VI
EL
UMBRAL
La segunda noche que mi
padre pasó en terapia intensiva, mi mamá, mis hermanos y yo mal dormimos en los
pasillos, sillas y sillones del Hospital Español en Puebla: era el dos/tres de
abril, del año 2009, 48 horas después de su accidente. EL acceso para verlo se
limitaba a mi mamá, a quién ocasionalmente dejaban pasar para que se calmara un
poco, viendo un rostro familiar, el de la mujer que amó toda su vida. Sólo a
eso de las cinco de la tarde, por escasos veinte minutos, dejaban pasar a un
visitante, que invariablemente se traumaba un poco, al ver a José Agustín
consciente, pero aparentemente sedado, y muy confundido por las paredes
blancas, los múltiples doctores y enfermeras entrando y saliendo de la habitación,
conectándole sondas e inyectándole medicamentos desconocidos. Y todo este
tiempo, su espíritu aún se hallaba fuera de sí, viajando por todo el mundo,
haciendo breves escalas técnicas en su cuerpo, atrapado en un hospital, para
platicar caóticamente con sus hijos, mi prima o su hermana, y desde luego mi
jefa, quién lentamente se iba abriendo, con mucho pesar, a la idea de
convertirse en matriarca de la familia, ante la posible y probable ausencia de
quién siempre fue su líder, mentor y compañero, y capitán de nuestra nave de
locos privada y ancestral.
Al día siguiente, sus amigos,
algunos admiradores y demás simpatizantes, comenzaron a desfilar para
acompañarnos en nuestro momento más difícil.
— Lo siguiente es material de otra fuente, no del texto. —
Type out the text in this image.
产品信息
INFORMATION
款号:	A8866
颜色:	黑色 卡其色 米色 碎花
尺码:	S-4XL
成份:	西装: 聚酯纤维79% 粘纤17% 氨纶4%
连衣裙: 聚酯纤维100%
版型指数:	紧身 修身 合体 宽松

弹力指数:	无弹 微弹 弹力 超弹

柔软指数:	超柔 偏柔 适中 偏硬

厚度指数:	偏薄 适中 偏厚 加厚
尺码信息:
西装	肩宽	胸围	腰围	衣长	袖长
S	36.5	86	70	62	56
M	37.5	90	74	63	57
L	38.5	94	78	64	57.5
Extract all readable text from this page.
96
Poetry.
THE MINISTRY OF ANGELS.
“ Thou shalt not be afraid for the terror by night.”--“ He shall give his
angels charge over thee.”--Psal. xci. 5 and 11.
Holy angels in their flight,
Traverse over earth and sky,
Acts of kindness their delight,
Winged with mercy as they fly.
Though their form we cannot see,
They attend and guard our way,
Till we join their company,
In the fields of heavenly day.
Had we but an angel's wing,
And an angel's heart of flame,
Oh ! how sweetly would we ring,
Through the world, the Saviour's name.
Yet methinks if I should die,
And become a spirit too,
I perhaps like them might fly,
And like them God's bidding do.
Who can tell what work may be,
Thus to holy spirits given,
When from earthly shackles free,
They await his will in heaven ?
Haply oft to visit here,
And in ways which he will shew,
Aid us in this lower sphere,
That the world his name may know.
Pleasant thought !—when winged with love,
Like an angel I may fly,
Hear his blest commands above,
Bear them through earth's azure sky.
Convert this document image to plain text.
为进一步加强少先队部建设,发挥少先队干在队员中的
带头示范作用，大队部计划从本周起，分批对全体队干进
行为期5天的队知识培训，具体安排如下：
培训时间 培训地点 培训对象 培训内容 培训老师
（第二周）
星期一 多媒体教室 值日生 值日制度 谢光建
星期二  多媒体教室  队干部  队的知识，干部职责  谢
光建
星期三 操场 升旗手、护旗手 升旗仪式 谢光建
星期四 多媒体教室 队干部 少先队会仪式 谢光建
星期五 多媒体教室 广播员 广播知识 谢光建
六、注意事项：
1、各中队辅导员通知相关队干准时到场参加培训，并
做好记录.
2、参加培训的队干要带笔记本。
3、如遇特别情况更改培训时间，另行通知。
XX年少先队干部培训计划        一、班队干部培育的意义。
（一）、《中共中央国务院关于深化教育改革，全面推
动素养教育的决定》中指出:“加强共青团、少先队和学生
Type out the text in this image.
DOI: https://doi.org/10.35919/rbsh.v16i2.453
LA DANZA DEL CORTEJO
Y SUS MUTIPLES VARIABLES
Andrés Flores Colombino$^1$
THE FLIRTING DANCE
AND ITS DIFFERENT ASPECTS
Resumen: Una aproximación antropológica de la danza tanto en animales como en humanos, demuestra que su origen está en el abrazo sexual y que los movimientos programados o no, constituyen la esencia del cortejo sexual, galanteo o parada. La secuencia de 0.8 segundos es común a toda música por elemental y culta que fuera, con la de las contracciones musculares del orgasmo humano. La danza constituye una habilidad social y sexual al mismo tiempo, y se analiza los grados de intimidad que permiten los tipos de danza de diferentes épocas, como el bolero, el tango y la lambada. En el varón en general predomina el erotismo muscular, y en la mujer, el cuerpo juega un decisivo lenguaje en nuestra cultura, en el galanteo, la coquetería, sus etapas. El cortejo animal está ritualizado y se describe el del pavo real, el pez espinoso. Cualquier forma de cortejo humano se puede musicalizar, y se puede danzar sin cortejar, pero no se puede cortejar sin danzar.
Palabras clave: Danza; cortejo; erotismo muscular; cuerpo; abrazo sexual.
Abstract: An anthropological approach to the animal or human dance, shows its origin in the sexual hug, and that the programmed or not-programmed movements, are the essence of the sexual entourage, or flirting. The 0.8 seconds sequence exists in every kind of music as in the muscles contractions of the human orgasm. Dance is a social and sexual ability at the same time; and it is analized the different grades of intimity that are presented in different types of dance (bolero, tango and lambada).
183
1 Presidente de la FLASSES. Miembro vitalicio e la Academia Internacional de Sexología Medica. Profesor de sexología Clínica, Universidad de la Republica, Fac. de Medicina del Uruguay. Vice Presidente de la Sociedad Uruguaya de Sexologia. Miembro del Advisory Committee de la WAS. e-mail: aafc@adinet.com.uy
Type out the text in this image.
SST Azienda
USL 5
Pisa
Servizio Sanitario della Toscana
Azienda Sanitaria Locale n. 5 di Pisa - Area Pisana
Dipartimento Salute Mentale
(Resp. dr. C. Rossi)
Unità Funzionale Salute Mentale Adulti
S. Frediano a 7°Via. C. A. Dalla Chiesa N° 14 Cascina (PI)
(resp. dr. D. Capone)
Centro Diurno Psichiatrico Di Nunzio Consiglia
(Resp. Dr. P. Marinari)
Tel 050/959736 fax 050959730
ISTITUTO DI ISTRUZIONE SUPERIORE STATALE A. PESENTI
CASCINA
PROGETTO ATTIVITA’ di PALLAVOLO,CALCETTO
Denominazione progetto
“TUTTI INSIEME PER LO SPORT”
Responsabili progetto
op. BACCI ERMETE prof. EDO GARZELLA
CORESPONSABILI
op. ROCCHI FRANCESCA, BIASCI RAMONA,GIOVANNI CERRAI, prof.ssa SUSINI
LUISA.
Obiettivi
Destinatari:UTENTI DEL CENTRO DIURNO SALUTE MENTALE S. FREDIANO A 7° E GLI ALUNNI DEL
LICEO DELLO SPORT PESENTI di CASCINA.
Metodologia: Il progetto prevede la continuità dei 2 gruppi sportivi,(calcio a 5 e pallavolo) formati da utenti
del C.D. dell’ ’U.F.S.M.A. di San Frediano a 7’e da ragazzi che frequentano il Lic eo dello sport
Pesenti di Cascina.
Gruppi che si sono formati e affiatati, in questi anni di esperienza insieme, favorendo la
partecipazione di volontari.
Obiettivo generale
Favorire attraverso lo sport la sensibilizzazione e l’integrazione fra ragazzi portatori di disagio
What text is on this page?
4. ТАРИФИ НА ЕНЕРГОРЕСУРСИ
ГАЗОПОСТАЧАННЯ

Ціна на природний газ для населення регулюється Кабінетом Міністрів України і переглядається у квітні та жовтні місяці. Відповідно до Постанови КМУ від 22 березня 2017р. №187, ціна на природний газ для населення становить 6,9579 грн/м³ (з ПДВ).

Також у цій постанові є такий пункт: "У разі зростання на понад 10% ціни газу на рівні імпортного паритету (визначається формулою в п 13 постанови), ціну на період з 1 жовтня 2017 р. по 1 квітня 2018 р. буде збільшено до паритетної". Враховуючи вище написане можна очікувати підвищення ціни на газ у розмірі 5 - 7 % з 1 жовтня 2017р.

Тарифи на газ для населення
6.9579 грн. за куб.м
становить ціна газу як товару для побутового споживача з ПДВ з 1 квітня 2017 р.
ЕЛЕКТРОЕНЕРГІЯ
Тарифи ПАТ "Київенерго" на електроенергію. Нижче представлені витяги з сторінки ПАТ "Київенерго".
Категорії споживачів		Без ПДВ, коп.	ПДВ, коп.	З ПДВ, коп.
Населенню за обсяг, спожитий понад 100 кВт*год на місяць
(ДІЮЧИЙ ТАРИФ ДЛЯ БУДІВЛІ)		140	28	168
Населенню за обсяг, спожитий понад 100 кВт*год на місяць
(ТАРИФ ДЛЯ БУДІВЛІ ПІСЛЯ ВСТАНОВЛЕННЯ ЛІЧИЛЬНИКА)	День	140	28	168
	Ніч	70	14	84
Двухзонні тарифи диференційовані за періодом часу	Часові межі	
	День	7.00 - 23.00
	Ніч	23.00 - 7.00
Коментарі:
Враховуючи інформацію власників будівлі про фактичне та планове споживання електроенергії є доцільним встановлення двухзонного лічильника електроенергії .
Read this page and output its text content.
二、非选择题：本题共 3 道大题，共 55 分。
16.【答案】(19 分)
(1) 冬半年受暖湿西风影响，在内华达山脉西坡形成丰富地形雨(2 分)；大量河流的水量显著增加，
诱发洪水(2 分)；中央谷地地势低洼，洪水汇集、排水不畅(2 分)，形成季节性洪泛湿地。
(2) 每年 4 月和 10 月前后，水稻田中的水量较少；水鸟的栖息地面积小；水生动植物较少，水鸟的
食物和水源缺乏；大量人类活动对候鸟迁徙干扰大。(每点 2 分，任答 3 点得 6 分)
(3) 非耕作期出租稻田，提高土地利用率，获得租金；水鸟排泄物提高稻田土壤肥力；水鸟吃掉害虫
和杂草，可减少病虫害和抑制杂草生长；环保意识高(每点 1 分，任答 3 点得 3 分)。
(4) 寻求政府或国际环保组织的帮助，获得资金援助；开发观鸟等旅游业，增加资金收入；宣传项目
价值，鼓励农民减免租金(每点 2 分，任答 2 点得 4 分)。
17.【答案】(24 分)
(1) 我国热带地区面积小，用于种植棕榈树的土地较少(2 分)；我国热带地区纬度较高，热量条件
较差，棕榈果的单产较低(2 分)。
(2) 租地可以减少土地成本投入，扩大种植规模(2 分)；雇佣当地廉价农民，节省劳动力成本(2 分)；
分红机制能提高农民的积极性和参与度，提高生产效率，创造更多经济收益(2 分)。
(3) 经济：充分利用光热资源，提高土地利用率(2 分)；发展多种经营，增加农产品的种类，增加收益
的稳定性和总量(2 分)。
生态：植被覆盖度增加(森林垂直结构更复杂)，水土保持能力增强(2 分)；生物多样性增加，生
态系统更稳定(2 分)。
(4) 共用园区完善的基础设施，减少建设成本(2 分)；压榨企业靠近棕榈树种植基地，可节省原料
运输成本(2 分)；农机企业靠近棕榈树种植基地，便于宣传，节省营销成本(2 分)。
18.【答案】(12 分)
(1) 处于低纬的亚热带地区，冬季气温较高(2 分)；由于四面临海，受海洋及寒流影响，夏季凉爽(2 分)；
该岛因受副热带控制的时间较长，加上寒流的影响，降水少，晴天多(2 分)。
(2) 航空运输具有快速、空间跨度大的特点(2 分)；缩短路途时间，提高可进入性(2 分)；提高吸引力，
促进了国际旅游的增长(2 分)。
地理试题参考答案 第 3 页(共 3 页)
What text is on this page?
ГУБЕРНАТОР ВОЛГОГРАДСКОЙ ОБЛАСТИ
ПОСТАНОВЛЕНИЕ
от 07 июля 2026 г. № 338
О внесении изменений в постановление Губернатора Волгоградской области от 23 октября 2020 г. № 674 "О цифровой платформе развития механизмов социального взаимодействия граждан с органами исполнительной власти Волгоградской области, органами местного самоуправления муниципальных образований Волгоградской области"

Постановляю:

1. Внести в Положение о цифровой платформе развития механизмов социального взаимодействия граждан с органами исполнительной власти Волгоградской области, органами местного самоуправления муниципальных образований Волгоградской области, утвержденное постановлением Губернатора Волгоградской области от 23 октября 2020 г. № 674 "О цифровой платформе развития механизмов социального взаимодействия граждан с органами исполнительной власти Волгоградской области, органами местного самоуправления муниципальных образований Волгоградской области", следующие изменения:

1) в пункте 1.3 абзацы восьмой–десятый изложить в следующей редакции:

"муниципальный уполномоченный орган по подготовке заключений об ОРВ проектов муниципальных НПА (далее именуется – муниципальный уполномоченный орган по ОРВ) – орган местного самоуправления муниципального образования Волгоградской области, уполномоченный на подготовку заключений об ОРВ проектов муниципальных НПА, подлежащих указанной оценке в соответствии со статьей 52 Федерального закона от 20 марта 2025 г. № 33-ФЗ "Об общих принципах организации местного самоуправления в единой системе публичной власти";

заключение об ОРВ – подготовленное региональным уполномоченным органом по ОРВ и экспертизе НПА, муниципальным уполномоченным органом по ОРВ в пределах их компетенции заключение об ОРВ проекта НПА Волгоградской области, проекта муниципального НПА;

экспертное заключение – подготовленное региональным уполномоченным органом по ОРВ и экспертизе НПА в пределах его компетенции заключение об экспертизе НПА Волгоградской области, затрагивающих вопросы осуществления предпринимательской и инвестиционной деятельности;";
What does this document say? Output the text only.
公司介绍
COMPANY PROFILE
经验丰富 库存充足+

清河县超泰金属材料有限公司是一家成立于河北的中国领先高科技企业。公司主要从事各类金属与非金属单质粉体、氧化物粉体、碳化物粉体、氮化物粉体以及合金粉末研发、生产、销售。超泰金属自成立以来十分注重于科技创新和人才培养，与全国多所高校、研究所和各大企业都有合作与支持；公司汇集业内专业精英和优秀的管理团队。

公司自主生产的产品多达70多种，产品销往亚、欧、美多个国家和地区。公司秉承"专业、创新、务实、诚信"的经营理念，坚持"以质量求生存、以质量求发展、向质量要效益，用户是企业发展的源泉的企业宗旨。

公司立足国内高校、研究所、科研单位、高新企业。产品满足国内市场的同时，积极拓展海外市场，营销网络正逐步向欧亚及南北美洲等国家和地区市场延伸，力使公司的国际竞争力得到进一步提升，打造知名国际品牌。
Algunos funcionarios del gobierno
y los avergonzados organizadores del evento, se hicieron presentes, para
asegurar que todos los gastos de su hospitalización, estaban absolutamente
cubiertos por el gobierno de la ciudad de Puebla, a través de su secretaría de
cultura supongo. Era lo mínimo
que podían hacer, pues nosotros jamás habríamos podido costear el internamiento
y tratamientos que le dieron a mi jefe, cuando estaba en el umbral entre la
vida y la muerte, entre la locura y su posible retorno a la realidad. Y de
hecho, a cierto hora, algún pariente suyo, que llegó a visitarlo, no recuerdo
quién, pero venía desde Guerrero, nos sugirió que entabláramos una demanda
contra el teatro, los organizadores, o el gobierno de Puebla, quienes lo habían
invitado tan amablemente, pero no habían observado las mínimas condiciones de
seguridad. Pero también recordamos que en el expediente médico, de su ingreso a
esa respetada institución poblana, se había anotado que don José Agustín estaba
efectivamente consciente, pero con algunos grados de aliento alcohólico. Así lo
habían registrado, vaya uno a saber si para cubrirle la espalda a algún posible
responsable o destinatario de la hipotética demanda, pero, también es
innegable, que antes del evento, lo llevaron a un restaurante, donde, como era
su costumbre, se había tomado al menos un par de tequilas y cervezas con la comida.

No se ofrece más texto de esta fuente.